Google DeepMind and Isomorphic Labs released AlphaFold3 as a managed service through platforms like the AlphaFold Server, making its key features free to the scientific community for noncommercial academic research. This allows researchers to generate molecular structure predictions without installing the model themselves, providing broad access but without full control over the software's underlying code.

While researchers can use AlphaFold3’s capabilities for free through designated platforms, they cannot directly access or modify the underlying source code as they could with AlphaFold2. However, this still provides significant value for academic and research purposes, especially in drug discovery and biological research.

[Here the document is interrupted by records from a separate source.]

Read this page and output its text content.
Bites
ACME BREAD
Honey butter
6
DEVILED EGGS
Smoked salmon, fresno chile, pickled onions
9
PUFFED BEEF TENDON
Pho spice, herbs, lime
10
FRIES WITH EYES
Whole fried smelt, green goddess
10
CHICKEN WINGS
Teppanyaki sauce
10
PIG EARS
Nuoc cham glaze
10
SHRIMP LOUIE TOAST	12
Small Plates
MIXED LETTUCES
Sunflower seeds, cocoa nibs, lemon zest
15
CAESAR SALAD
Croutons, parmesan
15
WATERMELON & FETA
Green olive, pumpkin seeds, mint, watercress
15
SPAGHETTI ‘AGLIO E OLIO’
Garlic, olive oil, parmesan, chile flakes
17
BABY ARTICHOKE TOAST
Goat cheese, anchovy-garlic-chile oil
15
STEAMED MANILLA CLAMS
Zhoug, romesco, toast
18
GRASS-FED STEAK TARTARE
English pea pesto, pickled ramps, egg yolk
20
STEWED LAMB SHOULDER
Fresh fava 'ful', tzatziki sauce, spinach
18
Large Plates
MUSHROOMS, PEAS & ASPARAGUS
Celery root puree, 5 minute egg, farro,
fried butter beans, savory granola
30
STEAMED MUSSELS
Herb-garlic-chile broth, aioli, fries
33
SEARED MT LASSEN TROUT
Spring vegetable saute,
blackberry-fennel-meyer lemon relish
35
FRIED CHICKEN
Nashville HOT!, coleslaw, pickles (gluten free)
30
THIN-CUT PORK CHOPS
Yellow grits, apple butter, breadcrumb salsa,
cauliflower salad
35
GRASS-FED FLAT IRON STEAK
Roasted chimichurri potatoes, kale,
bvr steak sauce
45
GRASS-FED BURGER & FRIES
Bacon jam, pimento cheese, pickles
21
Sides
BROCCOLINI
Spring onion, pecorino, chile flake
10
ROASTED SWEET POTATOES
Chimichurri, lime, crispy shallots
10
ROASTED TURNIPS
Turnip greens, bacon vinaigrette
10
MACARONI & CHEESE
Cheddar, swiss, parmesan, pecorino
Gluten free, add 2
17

Partnerships with Isomorphic Labs or other licensing options might be required for commercial use.

• High computational requirements: AlphaFold2 demands significant computational resources, including GPUs and large memory capacity, which can be challenging for institutions or researchers without access to high-performance computing (HPC) clusters.
• Model setup and installation: Setting up AlphaFold2 locally can be technically challenging, requiring familiarity with tools like Docker, Python, and GPU frameworks (such as CUDA®). In addition, installation requires the correct configurations and dependencies to avoid compatibility issues.
• Security and compliance: For industries such as pharma, using third-party cloud services (e.g., AWS or Google Cloud) can raise security and compliance concerns about sensitive proprietary datasets. These problems are often solved by deploying the model on company-owned and controlled servers.